歴史的建物の補修部材をBIM化! 安藤ハザマらがバーチャル仮組み
2021年4月7日

管理人のイエイリです。

木造の歴史的建造物は、柱や梁がもともと曲がった形だったり、部材の接続に「腰掛け鎌継ぎ」などの複雑な継ぎ手が使われていたりしています。

そのため、解体・修理を行う際に部材の腐食部分を修理した後、仮組みしてみると思わぬところに寸法ミスが見つかることもありそうです。

そこで安藤ハザマとアールテック(本社:静岡県浜松市)は、大正時代に建てられた木造建物の軸組部材を

ナ、ナ、ナ、ナント、

3Dスキャナーで計測

して3Dモデル化し、BIM(ビルディング・インフォメーション・モデリング)ソフト上で仮組み技術を開発したのです。

3Dスキャナーで計測し、3Dモデル化された「腰掛け鎌継ぎ」の継ぎ手接合部。3D断面機能を使って微妙な干渉チェックを行っているところ(以下の資料:安藤ハザマ)

柱と梁の仕口接合部の仮組み

これまでの復原工事では、木材の腐食部や損傷部を補修した後、実部材を使って仮組みを行っていました。

しかし、柱の足元など、建物の下の方が腐っている場合は、まずその部材を補修してからでないと上の部分の仮組みができないという制約がありました。

そこで各部材を3Dスキャナーで計測し、3Dモデル化すると、部材の位置に関係なくBIMソフト上で自由に“バーチャル仮組み”ができるようになったのです。

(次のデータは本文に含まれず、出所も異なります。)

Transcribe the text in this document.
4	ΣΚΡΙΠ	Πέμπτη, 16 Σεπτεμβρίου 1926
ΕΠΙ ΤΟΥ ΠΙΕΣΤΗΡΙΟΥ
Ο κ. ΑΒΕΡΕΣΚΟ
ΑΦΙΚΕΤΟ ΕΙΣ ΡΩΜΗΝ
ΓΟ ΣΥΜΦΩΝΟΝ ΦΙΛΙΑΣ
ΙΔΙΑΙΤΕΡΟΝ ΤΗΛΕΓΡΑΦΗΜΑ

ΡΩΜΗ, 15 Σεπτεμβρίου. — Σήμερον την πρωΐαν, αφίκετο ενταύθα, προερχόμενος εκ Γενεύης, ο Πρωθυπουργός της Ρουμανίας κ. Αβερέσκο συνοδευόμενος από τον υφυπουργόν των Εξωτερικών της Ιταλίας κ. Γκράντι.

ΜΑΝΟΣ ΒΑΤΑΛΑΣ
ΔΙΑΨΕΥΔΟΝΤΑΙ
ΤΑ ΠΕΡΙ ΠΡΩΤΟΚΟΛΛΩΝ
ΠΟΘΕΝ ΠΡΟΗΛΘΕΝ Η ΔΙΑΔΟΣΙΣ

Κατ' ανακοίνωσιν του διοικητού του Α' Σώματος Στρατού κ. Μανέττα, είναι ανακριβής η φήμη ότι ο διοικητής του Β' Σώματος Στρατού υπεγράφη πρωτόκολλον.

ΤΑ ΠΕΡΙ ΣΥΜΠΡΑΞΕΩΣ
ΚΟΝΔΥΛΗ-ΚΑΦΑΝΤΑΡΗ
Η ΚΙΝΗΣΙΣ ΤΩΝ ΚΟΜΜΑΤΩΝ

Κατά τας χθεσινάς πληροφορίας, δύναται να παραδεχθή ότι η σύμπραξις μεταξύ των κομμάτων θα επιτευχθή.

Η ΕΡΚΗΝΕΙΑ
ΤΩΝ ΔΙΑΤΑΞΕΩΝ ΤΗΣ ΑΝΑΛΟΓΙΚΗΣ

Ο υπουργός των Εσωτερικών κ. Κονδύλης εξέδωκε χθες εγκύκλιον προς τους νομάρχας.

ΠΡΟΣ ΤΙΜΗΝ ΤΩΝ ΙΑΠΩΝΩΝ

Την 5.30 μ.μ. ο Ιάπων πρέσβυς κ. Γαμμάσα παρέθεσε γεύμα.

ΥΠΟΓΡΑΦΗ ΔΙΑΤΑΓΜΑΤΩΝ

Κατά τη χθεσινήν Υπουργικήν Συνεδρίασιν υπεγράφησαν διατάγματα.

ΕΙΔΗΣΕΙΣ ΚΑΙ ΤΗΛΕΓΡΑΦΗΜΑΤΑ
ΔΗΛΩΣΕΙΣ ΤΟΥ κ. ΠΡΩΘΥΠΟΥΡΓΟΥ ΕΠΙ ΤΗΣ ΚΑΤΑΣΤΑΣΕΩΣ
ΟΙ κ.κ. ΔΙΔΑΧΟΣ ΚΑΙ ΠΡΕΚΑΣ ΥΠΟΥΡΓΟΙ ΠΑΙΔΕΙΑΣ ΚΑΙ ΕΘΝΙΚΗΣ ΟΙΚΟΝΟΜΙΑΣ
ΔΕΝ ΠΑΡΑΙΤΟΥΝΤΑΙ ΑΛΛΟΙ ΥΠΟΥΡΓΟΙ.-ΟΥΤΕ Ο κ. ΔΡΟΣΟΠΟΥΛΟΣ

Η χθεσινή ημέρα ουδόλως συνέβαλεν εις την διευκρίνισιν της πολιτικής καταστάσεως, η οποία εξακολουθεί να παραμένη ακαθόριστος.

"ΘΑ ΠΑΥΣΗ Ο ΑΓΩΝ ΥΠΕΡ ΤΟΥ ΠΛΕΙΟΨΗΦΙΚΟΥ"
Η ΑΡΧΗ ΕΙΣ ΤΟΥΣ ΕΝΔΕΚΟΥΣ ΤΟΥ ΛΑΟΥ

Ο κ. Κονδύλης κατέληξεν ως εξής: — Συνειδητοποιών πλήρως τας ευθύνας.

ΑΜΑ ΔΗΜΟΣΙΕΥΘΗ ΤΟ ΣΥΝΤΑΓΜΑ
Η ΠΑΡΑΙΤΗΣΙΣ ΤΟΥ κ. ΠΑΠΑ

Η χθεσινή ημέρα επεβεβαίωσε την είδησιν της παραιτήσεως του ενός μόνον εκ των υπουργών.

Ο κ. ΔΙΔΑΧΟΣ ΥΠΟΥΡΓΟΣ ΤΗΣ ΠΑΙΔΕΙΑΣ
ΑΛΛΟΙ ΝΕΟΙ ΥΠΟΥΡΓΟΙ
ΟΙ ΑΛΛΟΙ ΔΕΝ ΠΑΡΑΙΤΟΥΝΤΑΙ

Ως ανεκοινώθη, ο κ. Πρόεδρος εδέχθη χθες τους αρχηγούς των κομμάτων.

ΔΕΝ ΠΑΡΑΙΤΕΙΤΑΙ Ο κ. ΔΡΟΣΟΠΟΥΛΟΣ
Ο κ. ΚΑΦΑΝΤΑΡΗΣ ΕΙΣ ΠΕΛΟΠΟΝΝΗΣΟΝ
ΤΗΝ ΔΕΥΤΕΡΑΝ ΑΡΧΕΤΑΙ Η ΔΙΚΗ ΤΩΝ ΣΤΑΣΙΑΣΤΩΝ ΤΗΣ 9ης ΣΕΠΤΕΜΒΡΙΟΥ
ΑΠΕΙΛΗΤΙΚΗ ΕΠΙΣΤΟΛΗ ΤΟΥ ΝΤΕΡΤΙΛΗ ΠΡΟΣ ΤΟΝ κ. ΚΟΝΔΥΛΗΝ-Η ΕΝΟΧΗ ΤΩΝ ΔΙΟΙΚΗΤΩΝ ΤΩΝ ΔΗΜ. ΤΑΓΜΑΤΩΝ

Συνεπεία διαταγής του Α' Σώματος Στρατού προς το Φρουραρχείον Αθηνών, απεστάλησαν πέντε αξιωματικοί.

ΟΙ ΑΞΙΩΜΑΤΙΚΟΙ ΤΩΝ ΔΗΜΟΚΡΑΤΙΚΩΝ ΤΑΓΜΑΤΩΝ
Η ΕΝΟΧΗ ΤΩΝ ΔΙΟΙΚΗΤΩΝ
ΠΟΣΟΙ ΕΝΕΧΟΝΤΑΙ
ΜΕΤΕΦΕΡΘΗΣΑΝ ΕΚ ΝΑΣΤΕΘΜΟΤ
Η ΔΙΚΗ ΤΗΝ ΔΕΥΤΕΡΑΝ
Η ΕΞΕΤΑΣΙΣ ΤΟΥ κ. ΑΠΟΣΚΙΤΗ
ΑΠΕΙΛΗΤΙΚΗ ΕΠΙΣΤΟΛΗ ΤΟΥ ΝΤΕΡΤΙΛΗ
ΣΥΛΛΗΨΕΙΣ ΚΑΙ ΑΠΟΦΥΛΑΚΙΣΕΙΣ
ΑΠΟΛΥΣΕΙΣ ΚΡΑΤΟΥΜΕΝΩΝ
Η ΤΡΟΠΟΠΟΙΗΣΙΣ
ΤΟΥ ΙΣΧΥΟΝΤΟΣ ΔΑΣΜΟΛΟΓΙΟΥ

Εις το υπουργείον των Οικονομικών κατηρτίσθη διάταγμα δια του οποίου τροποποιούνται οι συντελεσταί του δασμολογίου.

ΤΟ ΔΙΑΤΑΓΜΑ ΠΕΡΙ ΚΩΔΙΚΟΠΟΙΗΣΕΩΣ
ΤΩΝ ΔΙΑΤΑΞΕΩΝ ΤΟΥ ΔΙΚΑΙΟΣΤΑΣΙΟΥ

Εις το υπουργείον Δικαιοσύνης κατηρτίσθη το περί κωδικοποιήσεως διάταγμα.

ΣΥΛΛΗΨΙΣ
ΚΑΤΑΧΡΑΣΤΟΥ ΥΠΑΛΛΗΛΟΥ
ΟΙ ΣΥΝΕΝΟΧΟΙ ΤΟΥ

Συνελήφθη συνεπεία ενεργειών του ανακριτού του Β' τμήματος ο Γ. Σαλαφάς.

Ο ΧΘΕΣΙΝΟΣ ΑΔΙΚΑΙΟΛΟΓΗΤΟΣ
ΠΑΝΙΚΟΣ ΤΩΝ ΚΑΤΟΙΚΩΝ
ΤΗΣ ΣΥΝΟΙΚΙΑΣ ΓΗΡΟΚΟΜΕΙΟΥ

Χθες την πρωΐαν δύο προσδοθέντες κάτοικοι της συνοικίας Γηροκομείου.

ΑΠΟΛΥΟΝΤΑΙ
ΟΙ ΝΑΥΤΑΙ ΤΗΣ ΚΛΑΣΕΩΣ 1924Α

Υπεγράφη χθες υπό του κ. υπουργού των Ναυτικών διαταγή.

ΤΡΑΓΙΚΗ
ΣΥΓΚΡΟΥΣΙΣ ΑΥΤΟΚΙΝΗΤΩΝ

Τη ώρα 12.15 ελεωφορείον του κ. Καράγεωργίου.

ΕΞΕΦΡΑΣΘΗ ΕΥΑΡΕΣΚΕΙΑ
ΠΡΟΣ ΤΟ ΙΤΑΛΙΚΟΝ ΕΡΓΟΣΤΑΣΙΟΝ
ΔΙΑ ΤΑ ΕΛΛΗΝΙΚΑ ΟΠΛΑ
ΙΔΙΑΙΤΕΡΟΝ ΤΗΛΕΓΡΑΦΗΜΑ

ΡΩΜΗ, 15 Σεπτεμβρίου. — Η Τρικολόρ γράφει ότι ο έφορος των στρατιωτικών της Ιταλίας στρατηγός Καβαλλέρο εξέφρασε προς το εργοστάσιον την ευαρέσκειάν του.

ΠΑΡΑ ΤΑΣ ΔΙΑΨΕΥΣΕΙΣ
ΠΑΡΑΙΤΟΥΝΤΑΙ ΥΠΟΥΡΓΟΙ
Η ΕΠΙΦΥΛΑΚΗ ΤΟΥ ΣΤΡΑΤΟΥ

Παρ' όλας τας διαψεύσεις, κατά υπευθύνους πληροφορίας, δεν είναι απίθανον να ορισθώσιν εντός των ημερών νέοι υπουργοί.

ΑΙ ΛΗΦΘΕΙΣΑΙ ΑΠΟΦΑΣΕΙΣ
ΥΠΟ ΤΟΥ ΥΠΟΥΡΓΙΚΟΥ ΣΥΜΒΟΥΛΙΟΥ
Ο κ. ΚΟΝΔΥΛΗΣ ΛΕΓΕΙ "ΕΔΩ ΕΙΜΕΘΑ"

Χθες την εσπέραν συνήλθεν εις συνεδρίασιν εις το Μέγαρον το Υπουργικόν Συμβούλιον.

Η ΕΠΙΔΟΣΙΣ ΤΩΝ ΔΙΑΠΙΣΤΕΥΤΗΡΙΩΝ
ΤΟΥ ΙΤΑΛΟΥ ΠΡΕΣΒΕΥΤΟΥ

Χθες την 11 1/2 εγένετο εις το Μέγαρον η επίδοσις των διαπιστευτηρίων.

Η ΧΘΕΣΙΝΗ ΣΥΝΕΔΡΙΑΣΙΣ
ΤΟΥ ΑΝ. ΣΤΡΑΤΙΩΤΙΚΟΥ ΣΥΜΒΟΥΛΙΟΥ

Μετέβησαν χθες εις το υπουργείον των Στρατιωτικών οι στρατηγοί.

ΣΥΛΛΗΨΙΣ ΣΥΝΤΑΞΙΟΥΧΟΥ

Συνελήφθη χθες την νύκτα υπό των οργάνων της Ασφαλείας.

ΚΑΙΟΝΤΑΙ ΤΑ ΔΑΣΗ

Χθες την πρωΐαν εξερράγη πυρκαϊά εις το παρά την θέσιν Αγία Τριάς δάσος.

各部材の高さや補修の範囲を決める検討や、数量漏れや仕口の加工漏れなどのチャックも効率的に行えるようになります。

今回の取り組みでは、アールテックが軸部材の3Dスキャンと3Dモデル化を担当しました。そして安藤ハザマはBIMソフト上で仮組みを行いました。

継ぎ手部については、BIMソフトの断面表示機能を活用しながら、部材同士のねじれや干渉がないように

微修正を繰り返した

とのことです。

古い柱や梁は、直線・直角ではなく、全体が規則性のない“曲面”と言っても過言ではありません。

それを補修したり、作り直したりするのは、他の部材との接続がすべてうまく行くように設計しないといけないので、相当な苦労がうかがわれますね。

この技術を使うと、復原工事を行う時代設定を創建時や解体時に変えて比較するなど、現実にはできないことも可能になります。

安藤ハザマではこの仮組み技術を今後、設計・施工BIMへの展開や、文化財の保存復原や伝統技術の継承に活用していく方針です。